Every President sooner or later says too much – draws a red line in the sand, declares the war is won or, as in Trump’s case boasts that the “trade wars are easily won.”
Now 18 months on and trade wars look anything but easily won. Instead if the Europeans are united it is by fury and humiliation at their off handed treatment in trade relations. Even the US farmers are starting to wonder at their apathy faced by the White House unflinching capacity for failure and cover up.
And China is preparing to wait out the President and live to start another day.
The glib thinking of the US Administration included no understanding of the complexity or established efficiency of global supply chains. Ill briefed, they thought in the simpistic terms of generalised balance of payment deficits that obscured the massive scale of total trade and ignored the years of negotiations that formed the understandings, partnerships and agreements that eventually served all sides pretty well.

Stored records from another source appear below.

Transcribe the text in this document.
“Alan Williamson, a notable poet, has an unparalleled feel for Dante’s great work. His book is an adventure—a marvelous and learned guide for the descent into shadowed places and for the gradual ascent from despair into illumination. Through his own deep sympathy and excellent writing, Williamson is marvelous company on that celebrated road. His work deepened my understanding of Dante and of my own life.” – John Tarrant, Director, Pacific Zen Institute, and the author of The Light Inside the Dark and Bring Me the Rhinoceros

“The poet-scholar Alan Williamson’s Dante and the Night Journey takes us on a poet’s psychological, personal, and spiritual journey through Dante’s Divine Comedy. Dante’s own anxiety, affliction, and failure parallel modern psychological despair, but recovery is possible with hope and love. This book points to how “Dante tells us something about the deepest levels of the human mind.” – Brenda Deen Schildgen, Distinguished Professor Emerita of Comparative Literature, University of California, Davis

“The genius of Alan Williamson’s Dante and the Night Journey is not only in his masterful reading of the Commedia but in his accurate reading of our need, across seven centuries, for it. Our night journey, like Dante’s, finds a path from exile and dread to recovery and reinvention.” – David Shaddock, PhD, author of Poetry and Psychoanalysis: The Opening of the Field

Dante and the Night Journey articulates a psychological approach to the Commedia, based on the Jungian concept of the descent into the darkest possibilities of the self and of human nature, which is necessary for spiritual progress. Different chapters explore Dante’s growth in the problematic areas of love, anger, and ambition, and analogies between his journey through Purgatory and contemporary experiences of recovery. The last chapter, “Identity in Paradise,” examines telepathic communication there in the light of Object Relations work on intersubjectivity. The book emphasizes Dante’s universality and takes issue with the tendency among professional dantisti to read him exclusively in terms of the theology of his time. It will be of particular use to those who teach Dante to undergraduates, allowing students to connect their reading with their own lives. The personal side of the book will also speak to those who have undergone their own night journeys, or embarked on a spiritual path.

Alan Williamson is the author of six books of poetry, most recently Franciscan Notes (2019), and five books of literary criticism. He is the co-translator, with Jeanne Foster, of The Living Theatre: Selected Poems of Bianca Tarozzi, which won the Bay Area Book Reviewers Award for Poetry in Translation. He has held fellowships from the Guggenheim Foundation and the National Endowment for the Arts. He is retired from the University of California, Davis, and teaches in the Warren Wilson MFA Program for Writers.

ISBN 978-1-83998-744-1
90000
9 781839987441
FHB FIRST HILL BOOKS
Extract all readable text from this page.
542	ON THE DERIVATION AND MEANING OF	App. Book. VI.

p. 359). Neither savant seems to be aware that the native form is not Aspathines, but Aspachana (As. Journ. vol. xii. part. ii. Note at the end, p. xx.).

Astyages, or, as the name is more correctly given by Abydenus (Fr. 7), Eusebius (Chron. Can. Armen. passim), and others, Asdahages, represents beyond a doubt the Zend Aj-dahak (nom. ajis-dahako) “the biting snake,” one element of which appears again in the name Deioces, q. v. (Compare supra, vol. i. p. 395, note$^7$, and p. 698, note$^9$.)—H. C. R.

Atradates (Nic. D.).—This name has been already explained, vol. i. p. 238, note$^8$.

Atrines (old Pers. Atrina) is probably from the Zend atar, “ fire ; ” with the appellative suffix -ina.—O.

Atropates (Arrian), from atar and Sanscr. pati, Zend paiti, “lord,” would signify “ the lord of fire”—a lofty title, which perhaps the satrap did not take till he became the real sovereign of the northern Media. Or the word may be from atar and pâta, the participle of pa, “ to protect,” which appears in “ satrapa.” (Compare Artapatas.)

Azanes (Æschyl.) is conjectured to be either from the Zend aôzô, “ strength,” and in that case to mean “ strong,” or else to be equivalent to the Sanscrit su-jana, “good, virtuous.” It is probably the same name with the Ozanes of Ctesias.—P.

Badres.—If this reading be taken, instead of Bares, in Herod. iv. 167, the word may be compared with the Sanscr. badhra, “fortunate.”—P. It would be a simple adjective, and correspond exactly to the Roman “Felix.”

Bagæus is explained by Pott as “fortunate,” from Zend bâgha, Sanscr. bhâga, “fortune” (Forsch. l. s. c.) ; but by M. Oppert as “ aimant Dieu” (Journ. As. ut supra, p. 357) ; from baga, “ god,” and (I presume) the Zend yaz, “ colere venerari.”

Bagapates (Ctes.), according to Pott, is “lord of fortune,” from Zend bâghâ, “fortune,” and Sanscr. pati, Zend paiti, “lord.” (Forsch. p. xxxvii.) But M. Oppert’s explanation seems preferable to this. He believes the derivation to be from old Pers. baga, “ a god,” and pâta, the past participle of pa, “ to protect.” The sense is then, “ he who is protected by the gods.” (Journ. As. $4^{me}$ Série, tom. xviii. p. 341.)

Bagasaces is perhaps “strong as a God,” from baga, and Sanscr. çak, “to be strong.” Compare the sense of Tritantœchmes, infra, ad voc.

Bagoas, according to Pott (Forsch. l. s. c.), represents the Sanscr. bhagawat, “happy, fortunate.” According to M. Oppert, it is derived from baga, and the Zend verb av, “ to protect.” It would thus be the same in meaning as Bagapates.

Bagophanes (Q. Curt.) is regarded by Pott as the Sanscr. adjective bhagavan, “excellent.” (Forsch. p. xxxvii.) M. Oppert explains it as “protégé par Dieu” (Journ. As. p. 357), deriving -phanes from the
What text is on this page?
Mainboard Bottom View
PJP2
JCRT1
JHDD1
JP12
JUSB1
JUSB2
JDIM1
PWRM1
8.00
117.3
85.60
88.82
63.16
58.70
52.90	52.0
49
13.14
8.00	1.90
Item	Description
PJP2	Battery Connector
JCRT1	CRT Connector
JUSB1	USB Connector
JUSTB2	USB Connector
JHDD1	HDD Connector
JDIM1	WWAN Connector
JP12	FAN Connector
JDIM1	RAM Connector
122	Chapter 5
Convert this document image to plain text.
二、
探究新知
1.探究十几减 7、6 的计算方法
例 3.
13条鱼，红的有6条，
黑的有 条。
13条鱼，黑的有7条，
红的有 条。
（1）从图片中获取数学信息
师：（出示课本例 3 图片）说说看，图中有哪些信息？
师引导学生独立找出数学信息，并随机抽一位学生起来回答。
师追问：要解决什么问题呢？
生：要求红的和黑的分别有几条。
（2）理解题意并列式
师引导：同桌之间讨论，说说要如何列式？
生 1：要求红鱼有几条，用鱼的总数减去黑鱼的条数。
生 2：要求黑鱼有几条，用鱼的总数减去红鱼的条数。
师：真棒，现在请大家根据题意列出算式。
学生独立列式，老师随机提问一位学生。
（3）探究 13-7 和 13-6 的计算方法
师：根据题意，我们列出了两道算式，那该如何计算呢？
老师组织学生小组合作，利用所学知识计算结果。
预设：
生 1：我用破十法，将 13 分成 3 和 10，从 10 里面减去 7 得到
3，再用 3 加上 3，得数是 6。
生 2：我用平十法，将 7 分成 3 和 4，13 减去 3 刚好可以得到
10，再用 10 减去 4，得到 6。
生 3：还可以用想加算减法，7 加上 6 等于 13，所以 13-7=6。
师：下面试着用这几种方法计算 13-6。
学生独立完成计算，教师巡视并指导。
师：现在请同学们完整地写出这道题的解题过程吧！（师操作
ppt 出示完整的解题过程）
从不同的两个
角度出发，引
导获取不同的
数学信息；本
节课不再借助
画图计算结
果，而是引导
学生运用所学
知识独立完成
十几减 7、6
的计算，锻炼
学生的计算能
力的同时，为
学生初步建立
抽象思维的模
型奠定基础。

And frightened, they baulked at confronting the two real challenges – how to understand the different culture and thinking of the far larger nation, with its far far greater history, and how to persuade it to want to collaborate to everyone’s mutual benefit. (see my talk “China, the US and World War 111”).
Throughout, the White House has been hamstrung by its dearth of China speakers and experts, and in some cases by a complete lack of Asia experts on the ground. Empathising with a different, in many cases far greater, civilisation is no place for former radio and TV personalities.
So on the US side Trump will continue to flap around, 10% here, another tweet there, a lurch forwards and then some stumbles back – all couched in baby talk and dishonest asides to his silly supporters. This will have one certain and constant impact – it will unsettle the confidence of our great businesses planning how best to invest in China and Asia, how best to counter the huge sovereign power of China and the other nations competing with them for the new technology markets. They will have to wait out this administration.
China used to be the market that bought our goods and services – it still is the prime market for cars and luxury goods. Trade now will slow. Obtaining licenses will take time,some key supplies may become rarer and tariffs will inevitably reduce the value of the yuan unless a determined effort is made by China to support it. Above all, as with the global companies China will take its cue from Trump – the US is not to be trusted – and so they will look elsewhere. The US is small (320 millions) compared to Europe (520 millions) – expect to see growing trade with Europe and Asia, a consolidated position with Russia (oil and arms for technology) and a steady enlargement of the Spice Road as a spring board for all manner of future partnerships. China too will wait it out.
Th future world order will depend upon mutual collaboration. This will come. The question is at what cost, over what time and with what degree of unnecessary pain. In so far as the US wishes to shackle this outcome so far is it excluding itself from the new order and prejudicing the futures of its next generation.